In 1972, John Berger’s revelatory TV series and subsequent book, Ways of Seeing, began by discussing the changing ways we experience art via the then recent innovation of colour televisions in homes. Berger argued that “we see these paintings as nobody saw them before … Your wallpaper is around them, your window is opposite them, your carpet is below them. You are seeing them in the context of your own life.”
More than 50 years on, as smartphone users, we are able to access unlimited artworks in a moment. As Berger pointed out, “an image that is reproduced can be seen in a million different places at the same time”, so how can we take in the sheer amount of information available for consumption today?
All artists react to the time in which they live. But, for me, it is the US-based Sarah Sze who acutely translates the abundance of images into visual form. Through her planetarium-like structures, ecosystems built from everyday objects (often made from the same objects used to build the structure we are looking at – ladders, wires, scissors), or kaleidoscopic worlds with projections of moving images, she gives us a glimpse into the proliferation of information we experience daily.
Meticulously arranged, yet compiled of structures that appear to be blitzed and shattered, Sze’s works are essentially a collage: of painting, sculpture and architecture, as well as the adverts we are constantly fed, the components that make up our screens. (In her book of essays, Feel Free, Zadie Smith discusses how, upon a visit to Sze’s studio, her children likened the works to a “sort of exploded iPhone’’.) But Sze also includes everyday objects (plants, clocks, chairs, screens), projected videos of nature (water, fire, earth), and traditional art materials (paints, prints, photographs), as if to challenge the very notion of what art can be.
Sze’s structures – precariously held together by sticks, as if pertaining to the fragility of life – relinquish all artistic convention.
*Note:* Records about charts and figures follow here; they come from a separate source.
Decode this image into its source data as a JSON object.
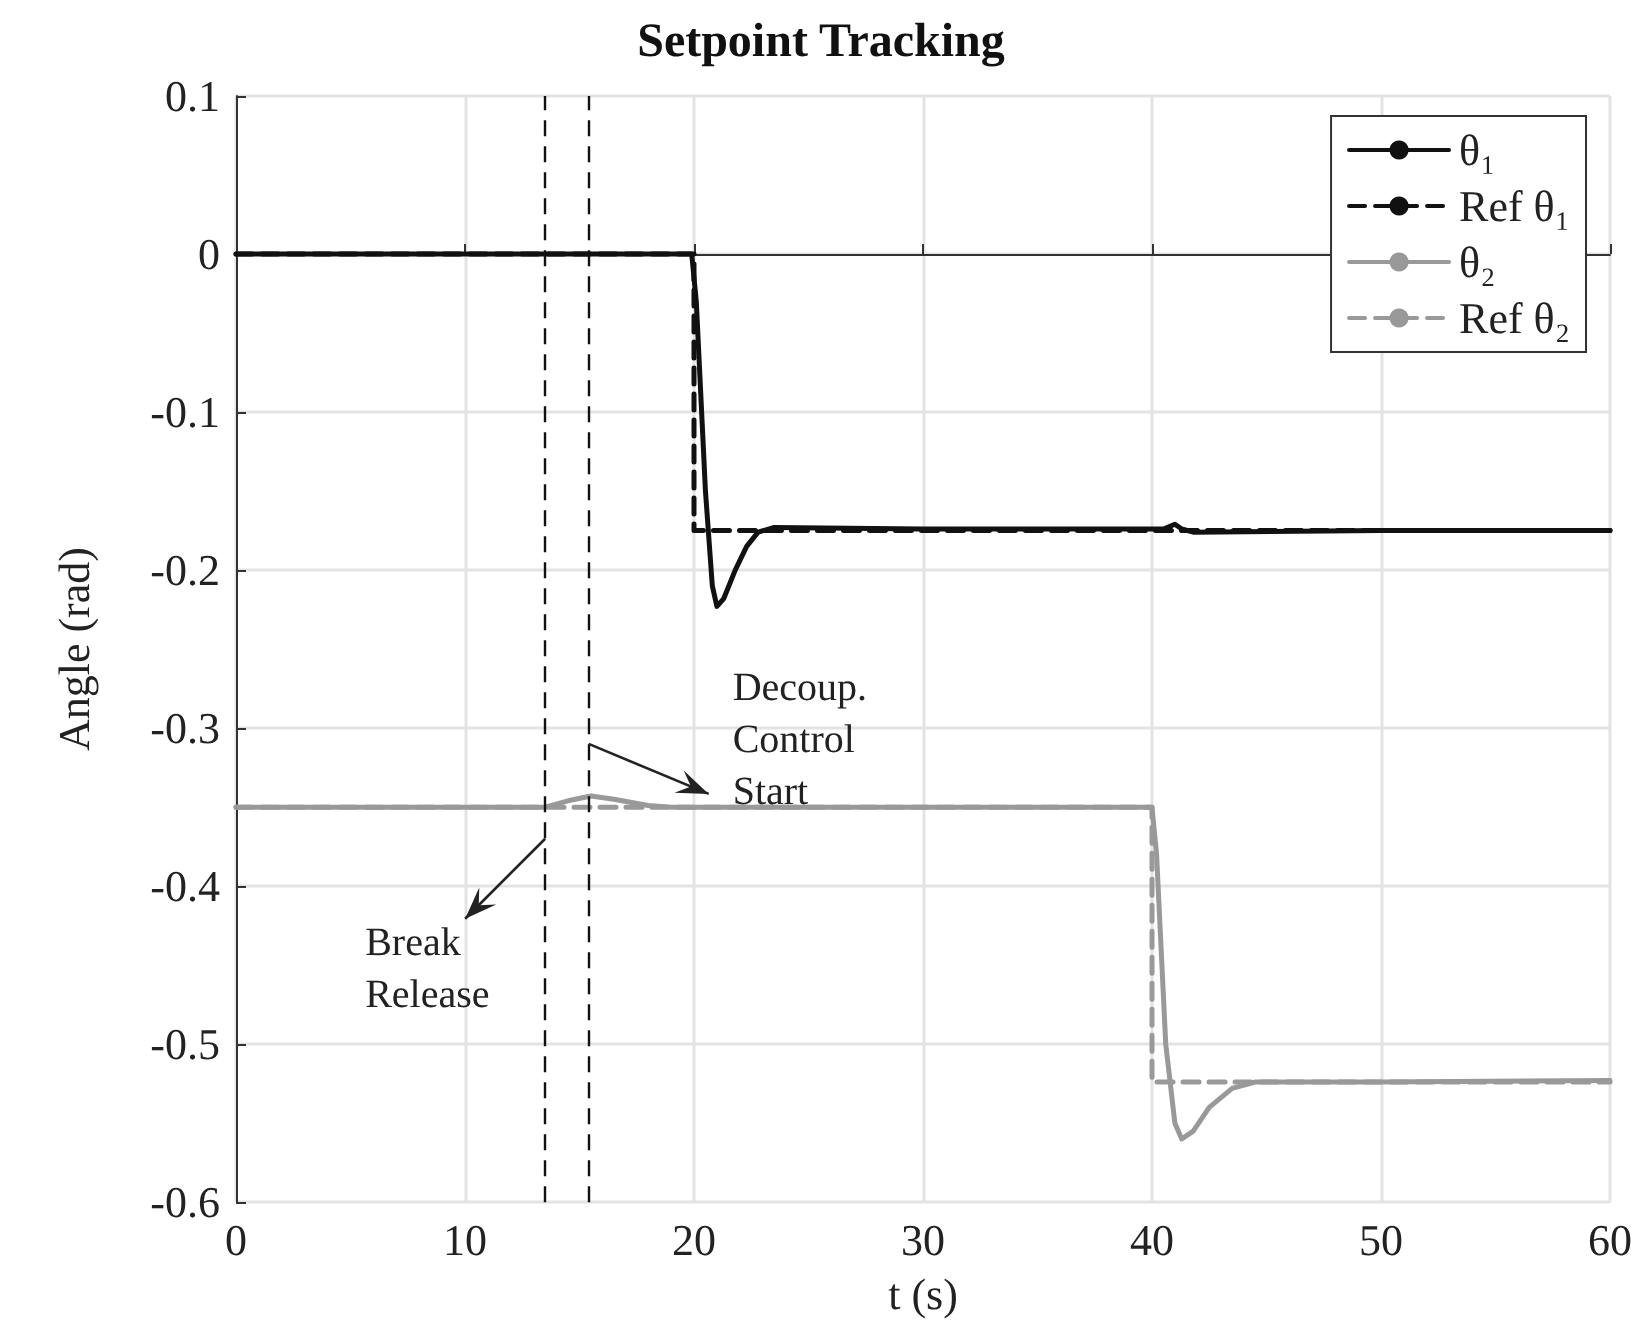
{
  "chart_data": {
    "type": "line",
    "title": "Setpoint Tracking",
    "xlabel": "t (s)",
    "ylabel": "Angle (rad)",
    "xlim": [
      0,
      60
    ],
    "xticks": [
      0,
      10,
      20,
      30,
      40,
      50,
      60
    ],
    "ylim": [
      -0.6,
      0.1
    ],
    "yticks": [
      0.1,
      0,
      -0.1,
      -0.2,
      -0.3,
      -0.4,
      -0.5,
      -0.6
    ],
    "grid": true,
    "legend": "top right",
    "marker": "none",
    "series": [
      {
        "name": "θ₁",
        "color": "#111111",
        "line_style": "solid",
        "x": [
          0,
          19.9,
          20.1,
          20.5,
          20.8,
          21.0,
          21.3,
          21.8,
          22.3,
          22.8,
          23.5,
          30,
          40.5,
          41,
          41.3,
          41.8,
          50,
          60
        ],
        "values": [
          0,
          0,
          -0.03,
          -0.15,
          -0.21,
          -0.223,
          -0.218,
          -0.2,
          -0.185,
          -0.176,
          -0.173,
          -0.174,
          -0.174,
          -0.171,
          -0.174,
          -0.176,
          -0.175,
          -0.175
        ]
      },
      {
        "name": "Ref θ₁",
        "color": "#111111",
        "line_style": "dashed",
        "x": [
          0,
          20,
          20,
          60
        ],
        "values": [
          0,
          0,
          -0.175,
          -0.175
        ]
      },
      {
        "name": "θ₂",
        "color": "#999999",
        "line_style": "solid",
        "x": [
          0,
          13.5,
          14.5,
          15.5,
          16.5,
          18,
          19,
          40,
          40.2,
          40.6,
          41,
          41.3,
          41.8,
          42.5,
          43.5,
          44.5,
          50,
          60
        ],
        "values": [
          -0.35,
          -0.35,
          -0.346,
          -0.343,
          -0.345,
          -0.349,
          -0.35,
          -0.35,
          -0.38,
          -0.5,
          -0.55,
          -0.56,
          -0.555,
          -0.54,
          -0.528,
          -0.524,
          -0.524,
          -0.523
        ]
      },
      {
        "name": "Ref θ₂",
        "color": "#999999",
        "line_style": "dashed",
        "x": [
          0,
          40,
          40,
          60
        ],
        "values": [
          -0.35,
          -0.35,
          -0.524,
          -0.524
        ]
      }
    ],
    "ref_lines": [
      {
        "axis": "x",
        "value": 13.5,
        "color": "#111111",
        "line_style": "dashed"
      },
      {
        "axis": "x",
        "value": 15.4,
        "color": "#111111",
        "line_style": "dashed"
      }
    ],
    "annotations": [
      {
        "text": "Decoup.\nControl\nStart",
        "x": 15.4,
        "y": -0.31
      },
      {
        "text": "Break\nRelease",
        "x": 13.5,
        "y": -0.37
      }
    ]
  }
}
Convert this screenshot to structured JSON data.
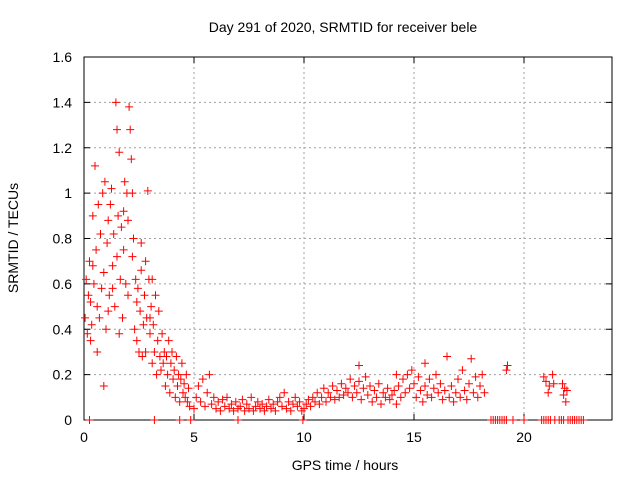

Without a clear indication of where a work begins and ends, as we circumnavigate them, our perspective constantly changes as the works are near impossible to take in all at once. I liken them to Manhattan: we can see it whole from afar, but when you’re actually in it, our viewpoint changes by the second.
I’ve visited Sze’s current exhibition, Timelapse, at the Guggenheim in New York three times now. With each visit, I have seen new images, projections, structures and tools. When I’m first struck with her works I can be overwhelmed, but as I walk around and through them, they allow me to realise that images in our lives are constantly in flux. Even the screen I am typing on is changing at a rapid pace with the more letters I add or take away, or the notifications that ping.
The composer Philip Glass said that, to him, music is like “an underground river – it’s always there … You don’t know where it comes from and you don’t know where it’s going. The only difference is whether you are listening to it or not.” Sze’s sculptures, too, maintain their frenetic presence whether we’re looking at them or not. Time is built into the experience – we suddenly notice a projection of a bird flying on a wall next to us; the sound of white noise.
They push the viewer to re-evaluate our physical, emotional or sensorial experiences with art and the world at large by making us realise memory is manipulated through images. Today we constantly document life through our smartphones, meaning that Sze (born in 1969), myself (1994), and someone born in the last few years, will each have a very different understanding of our lives through photographs.
Since early 2021, I’ve meticulously kept a diary to try to capture memories, experiences and emotions. I also do this when I’m standing in front of art: downloading everything I see, how the work made me feel – otherwise it will be forgotten. Unsurprisingly, these artworks are the ones I retain a much greater understanding of, as opposed to those I have merely snapped on my iPhone. This also makes me question how many works of art we are experiencing through this 3×6 inch portrait created by our phones? How many people at the Louvre are looking at Leonardo da Vinci’s Mona Lisa through their screens?
Berger states that “original paintings are still unique … they look different from how they look on the television screen or on postcards … reproductions distort”. Through her laboratory-like worlds of shattered imagery, Sze allows me to attempt to understand how we are consuming images. But it also makes me question, through the abundance of technology, whether we are losing the sensory experience of viewing art, or being in the world at large.